Judge dismisses Ritz lawsuit against Indiana Board of Education
A court has thrown out a lawsuit brought by Indiana Schools Superintendent Glenda Ritz against the state's Board of Education.
Attorney General Greg Zoeller argued that outside attorneys could not represent the state of Indiana in the lawsuit and the court agreed. Judge Louis Rosenberg in Marion County Circuit Court today granted the motion to strike.
The news came as the Board of Education was wrapping up a meeting Friday afternoon.
Asked about the ruling, Ritz pulled out a prepared statement, saying she had just heard about it, had not seen it so she couldn't "comment on it specifically."
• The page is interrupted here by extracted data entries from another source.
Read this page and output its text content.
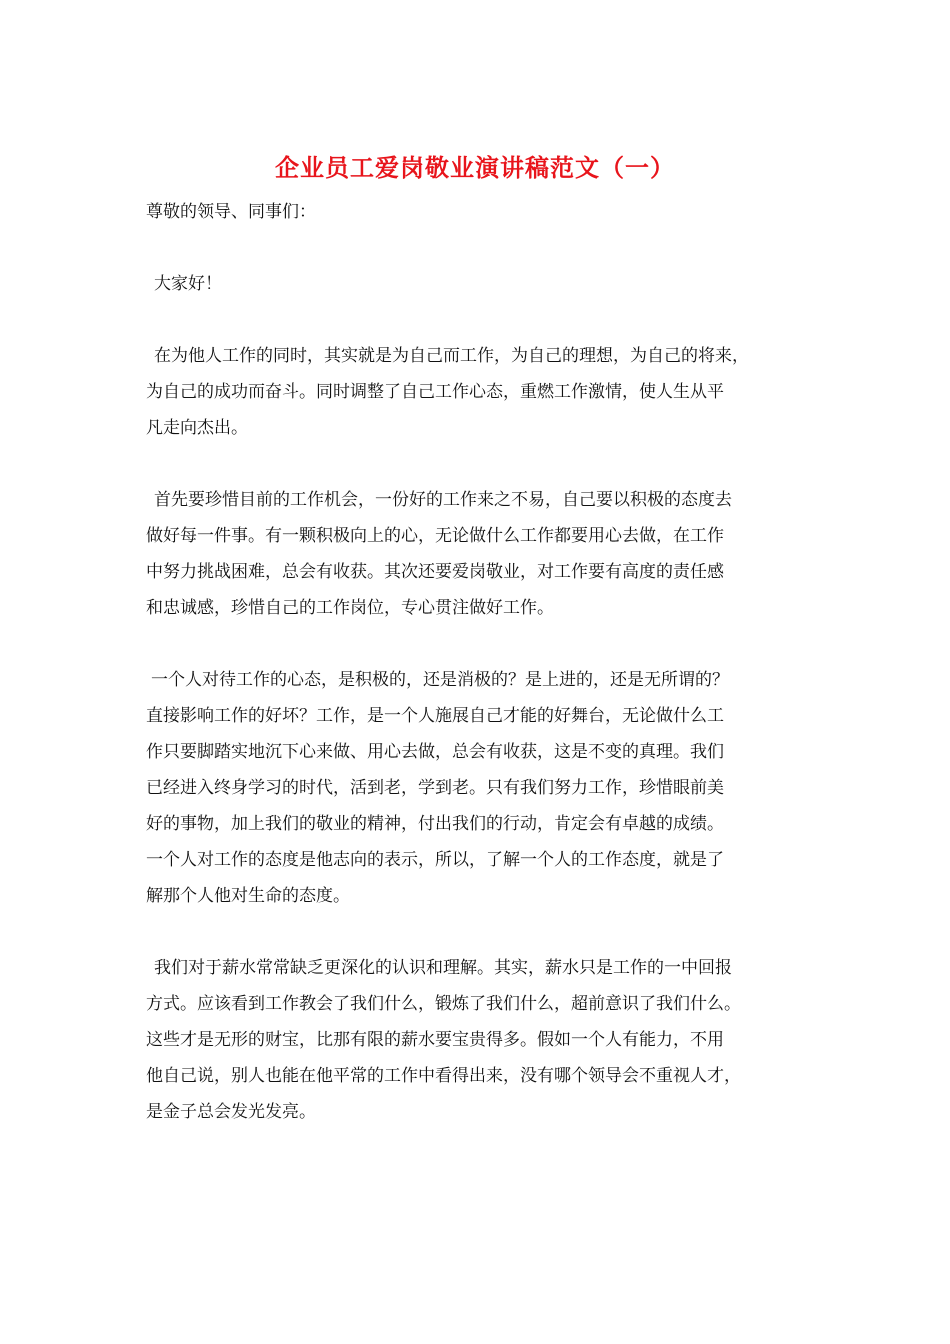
企业员工爱岗敬业演讲稿范文（一）
尊敬的领导、同事们：
大家好！
在为他人工作的同时，其实就是为自己而工作，为自己的理想，为自己的将来，
为自己的成功而奋斗。同时调整了自己工作心态，重燃工作激情，使人生从平
凡走向杰出。
首先要珍惜目前的工作机会，一份好的工作来之不易，自己要以积极的态度去
做好每一件事。有一颗积极向上的心，无论做什么工作都要用心去做，在工作
中努力挑战困难，总会有收获。其次还要爱岗敬业，对工作要有高度的责任感
和忠诚感，珍惜自己的工作岗位，专心贯注做好工作。
一个人对待工作的心态，是积极的，还是消极的？是上进的，还是无所谓的？
直接影响工作的好坏？工作，是一个人施展自己才能的好舞台，无论做什么工
作只要脚踏实地沉下心来做、用心去做，总会有收获，这是不变的真理。我们
已经进入终身学习的时代，活到老，学到老。只有我们努力工作，珍惜眼前美
好的事物，加上我们的敬业的精神，付出我们的行动，肯定会有卓越的成绩。
一个人对工作的态度是他志向的表示，所以，了解一个人的工作态度，就是了
解那个人他对生命的态度。
我们对于薪水常常缺乏更深化的认识和理解。其实，薪水只是工作的一中回报
方式。应该看到工作教会了我们什么，锻炼了我们什么，超前意识了我们什么。
这些才是无形的财宝，比那有限的薪水要宝贵得多。假如一个人有能力，不用
他自己说，别人也能在他平常的工作中看得出来，没有哪个领导会不重视人才，
是金子总会发光发亮。
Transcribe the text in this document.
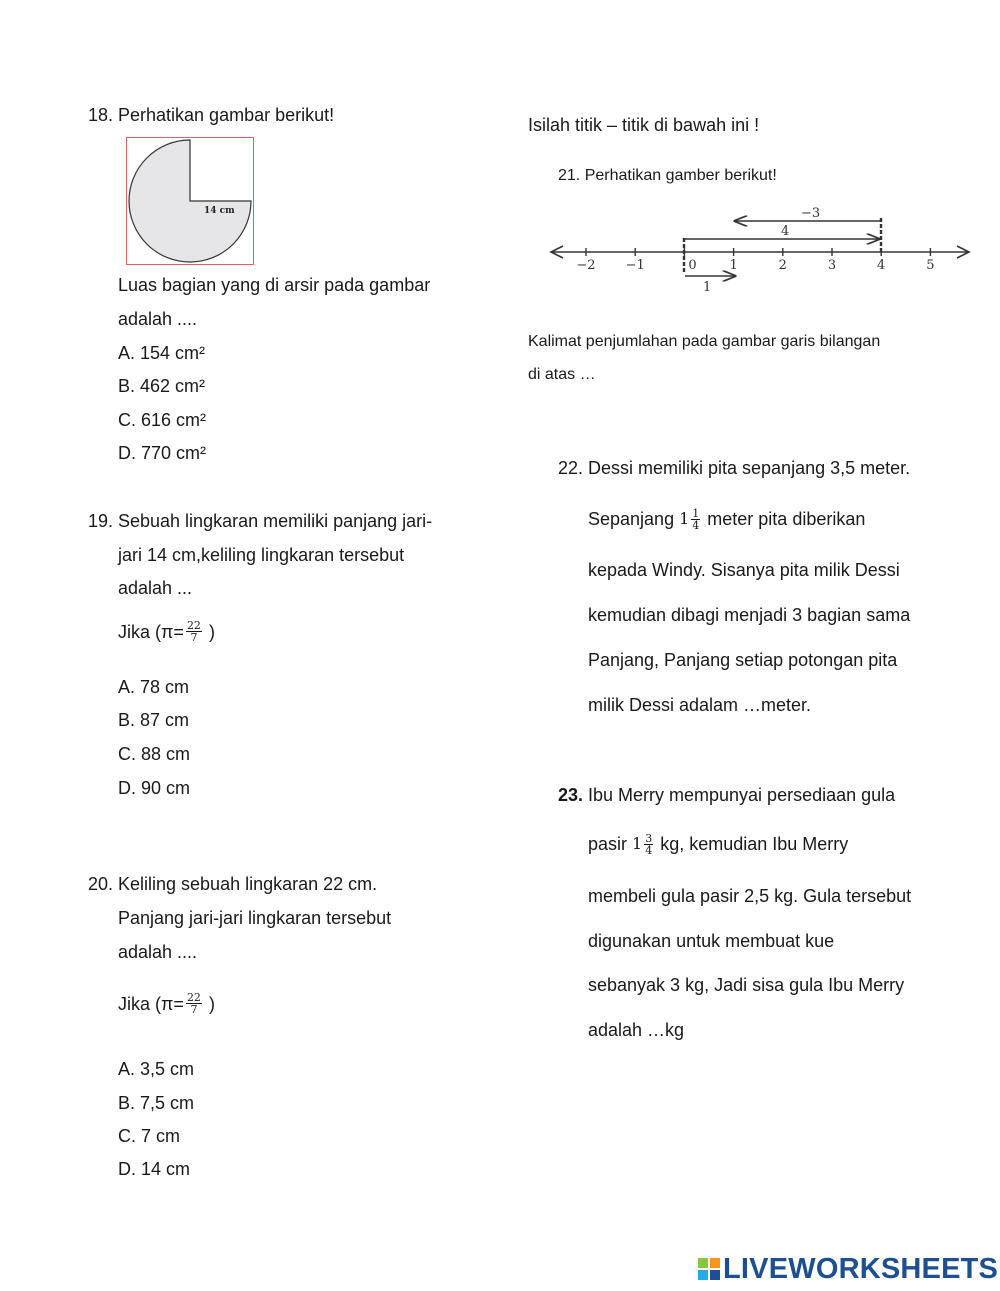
18. Perhatikan gambar berikut!
14 cm
Luas bagian yang di arsir pada gambar
adalah ....
A. 154 cm²
B. 462 cm²
C. 616 cm²
D. 770 cm²
19. Sebuah lingkaran memiliki panjang jari-
jari 14 cm,keliling lingkaran tersebut
adalah ...
Jika ($\pi= \frac{22}{7}$ )
A. 78 cm
B. 87 cm
C. 88 cm
D. 90 cm
20. Keliling sebuah lingkaran 22 cm.
Panjang jari-jari lingkaran tersebut
adalah ....
Jika ($\pi= \frac{22}{7}$ )
A. 3,5 cm
B. 7,5 cm
C. 7 cm
D. 14 cm
Isilah titik – titik di bawah ini !
21. Perhatikan gamber berikut!
−2 −1	0	1	2	3	4	5
1
4
−3
Kalimat penjumlahan pada gambar garis bilangan
di atas …
22. Dessi memiliki pita sepanjang 3,5 meter.
Sepanjang $1 \frac{1}{4}$ meter pita diberikan
kepada Windy. Sisanya pita milik Dessi
kemudian dibagi menjadi 3 bagian sama
Panjang, Panjang setiap potongan pita
milik Dessi adalam …meter.
23. Ibu Merry mempunyai persediaan gula
pasir $1 \frac{3}{4}$ kg, kemudian Ibu Merry
membeli gula pasir 2,5 kg. Gula tersebut
digunakan untuk membuat kue
sebanyak 3 kg, Jadi sisa gula Ibu Merry
adalah …kg
LIVEWORKSHEETS
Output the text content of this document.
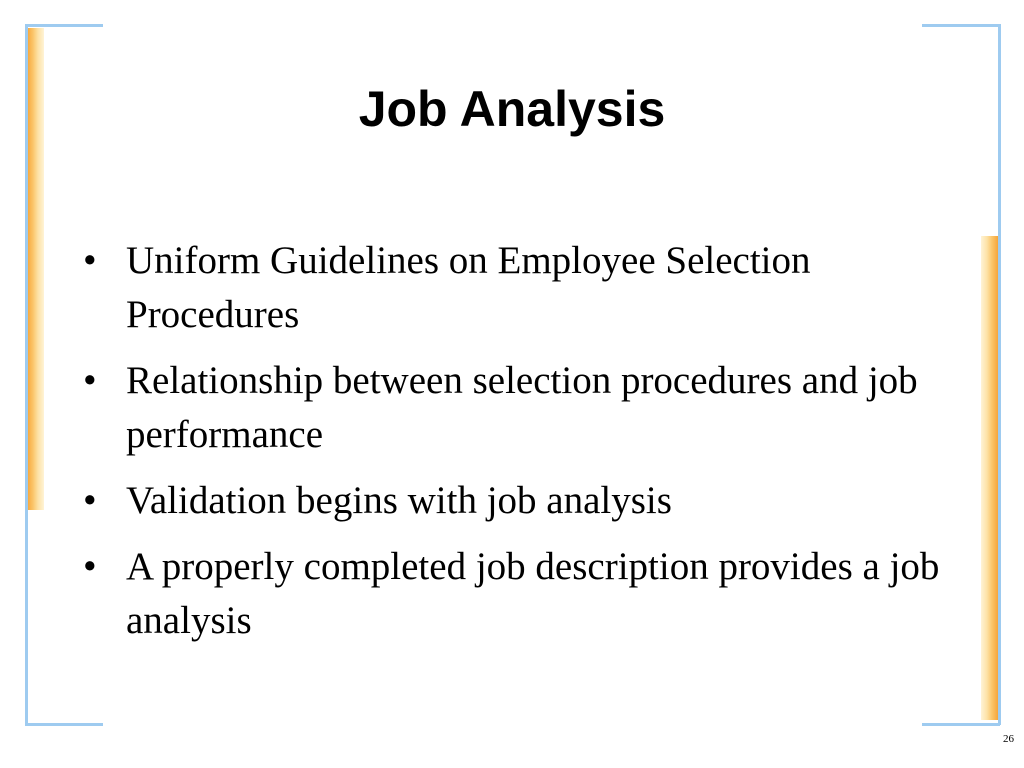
Job Analysis
• Uniform Guidelines on Employee Selection Procedures
• Relationship between selection procedures and job performance
• Validation begins with job analysis
• A properly completed job description provides a job analysis
26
However, she went on to say "this case was filed because the board took illegal action outside the public arena that needed to be stopped. I am disappointed in today's ruling and concerned for all Hoosiers that have lives affected by elected boards that take action in secret."
Rosenberg's ruling did not address whether the board violated the state's open door law. Ritz said she was not sure what her next move would be.
"I want the issue to be resolved," she said, "so I'll be talking to legal counsel.
Board member Gordon Hendry said he was "very pleased with the court action. It was the right decision and I hope it puts this issue behind us so we can focus on important issues facing Hoosier children and schools. Hopefully, this will hit the reset button and the board and superintendent can work together."
The board has a lot on its plate.
On Friday's agenda was the contentious issue of when school grades will be released after technical glitches marred this year's test results.
Indiana schools will receive early versions of their 2012-2013 school grades by the end of next week.
The State Board of Education signed off on a school grade timeline that would deliver preliminary grades to schools by Nov. 15, giving them two weeks to appeal their scores. The grades are being calculated under the model created by former Schools
Superintendent Tony Bennett while a new formula is in the works.
The grades will be run through the formula twice this year - once by the Department of Education and again by the General Assembly's bill-drafting agency.
The school grades are at the center of an ongoing power struggle between schools chief Glenda Ritz, a Democrat, and other members of the board.
Earlier Friday, parents told the Indiana state Board of Education that they wanted to keep politics out of education.
They made their remarks during the public commenting part of a Board of Education meeting Friday morning. Ritz asked speakers to keep their comments to three minutes maximum due to a packed agenda.
It was the first meeting for the board since a battle for control erupted in public. Democrat Ritz chairs the board, with other members all appointees of Republican Gov. Mike Pence and former Gov. Mitch Daniels.
The other board members say Ritz has been dragging her feet calculating the "A-F" grades and asked the Legislative Services Agency to take over calculations last month. But Ritz claims in her lawsuit the board violated Indiana's open meeting laws when they went around her with the request.
The fighting comes as the board is tasked with approving a new school-grading formula.
Board member Gordon Hendry said at the beginning of the meeting that he hoped for a "kinder, gentler" meeting. He also said he hoped that the board could "keep focused on why we're here."
About the lawsuit:
Attorney General Zoeller issued this statement:
"The reason you don't see one arm of state government's executive branch sue another is because the statute and case law make it the Attorney General's responsibility to represent state agencies in court and harmonize their conflicting legal positions, and the judicial branch was not meant to oversee internal conflicts within the executive branch. My office was not adverse to any of our clients but sought only to ensure proper legal procedures were followed," Zoeller said.
"Now that this question is behind us, we encourage everyone to work to resolve their disputes in a way that respects one another and the State we all serve," Zoeller added.